Unnoticed gem


Chuck Inglish’s second album is a must hear

By Ken Narita, Staff Writer

Rate 4/5 Stars

Detroit native Evan Ingersoll, now known as Chuck Inglish, has released two albums under his own solo label. He currently is working on his third independent album, which is sure to be just as impressive as his first two. (Images from Theboombox.com and Reddit.com)

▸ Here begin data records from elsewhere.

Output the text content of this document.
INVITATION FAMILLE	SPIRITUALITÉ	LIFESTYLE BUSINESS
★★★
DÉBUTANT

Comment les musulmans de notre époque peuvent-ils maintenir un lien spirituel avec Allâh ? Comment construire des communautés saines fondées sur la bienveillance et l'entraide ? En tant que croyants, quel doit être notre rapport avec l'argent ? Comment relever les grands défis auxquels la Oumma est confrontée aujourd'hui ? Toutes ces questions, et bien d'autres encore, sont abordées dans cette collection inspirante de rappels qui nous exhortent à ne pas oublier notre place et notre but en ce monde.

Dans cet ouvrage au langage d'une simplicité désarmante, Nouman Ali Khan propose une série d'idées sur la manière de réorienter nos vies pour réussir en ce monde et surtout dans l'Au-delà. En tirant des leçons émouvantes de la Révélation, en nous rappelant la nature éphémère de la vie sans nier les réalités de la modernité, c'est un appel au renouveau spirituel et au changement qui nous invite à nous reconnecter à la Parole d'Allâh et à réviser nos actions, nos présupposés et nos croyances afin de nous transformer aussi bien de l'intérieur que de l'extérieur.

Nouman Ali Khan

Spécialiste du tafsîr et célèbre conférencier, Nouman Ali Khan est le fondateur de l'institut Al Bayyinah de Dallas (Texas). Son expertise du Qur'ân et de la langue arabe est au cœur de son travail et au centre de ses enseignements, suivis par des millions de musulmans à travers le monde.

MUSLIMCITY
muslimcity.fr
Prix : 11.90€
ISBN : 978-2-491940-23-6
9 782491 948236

Chuck Inglish, MC and producer born Evan Ingersoll in Detroit, released his second solo album, “Everybody’s Big Brother,” Oct. 2, 2015. Anyone who is a hip-hop fan might be familiar with his earlier work as The Cool Kids with co-member Mikey Rocks. The group disbanded shortly after the release of their debut studio album “When Fish Ride Bikes” and both members began working as solo artists. Inglish released his first solo studio album “Convertibles” April 8, 2014.
Chuck Inglish was born and raised in the East side of Detroit until he moved to Chicago at the age of 18. In Chicago he met Mikey Rocks and formed The Cool Kids. The group is one of the first to use social media website Myspace to grab the public’s attention. While having some success together the duo had trouble relating to the label they were signed to. After the group broke up, Chuck Inglish began a solo career with encouragement from Mikey Rocks. Inglish has produced for artists like Big Sean, 2 Chains and Chance The Rapper. To date he has three studio albums under his very own label Sounds Like Fun Records.
“Everybody’s Big Brother” takes influence from many genres. The album begins with the soul inspired instrumental “Off/Beat” featuring the sweet vocals of 10ille and trumpet played by The Social Experiment member Donnie Trumpet. The next several tracks are made up of Atlanta Trap 808 drums and spacey synth sounds. Around the end of the album Inglish reverts back to familiar sounds from work in his days with “The Cool Kids” influenced by 80s hip-hop with songs like “Freaknik’96” and “sweat shorts.” Before the end there are two upbeat songs with more of an experimental feel. The album ends with the jazzy R&B production “Satisfied” with the vocals of Chris O’Bannon.
A personal favorite on this album is “Type Freaky” featuring DonMonique, a young female MC from Brooklyn. Wobbly synth and a deep bassline give off a floaty feel that one can vibe to. With a sensual and almost teasing tone DonMonique spits a verse that could be mistaken for Lil’ Kim. Inglish also makes quick work of bars while referencing his hometown saying, “And I ain’t playn’ motor city automakers and its freaky crocodile in the fox or the gators.”
The most popular song on Apple Music from the album is the throwback track “Freaknik’96.” The song references a formally popular spring break gathering attended by many students of historically black colleges and universities named Freaknik. The gathering is described with, “The Kawasakis and them Jeeps, the 1996 Olympic Team.” The song is a high-energy party track that belongs in everyone’s spring break playlist.
When played from beginning to end “Everybody’s Big Brother” has a relatively smooth transition from song to song. Despite having both slow and high-energy songs the album is well arranged and doesn’t leave the listener feeling out of place when the next song starts playing. Inglish takes in different musical influences from all over and adds his own personality to it.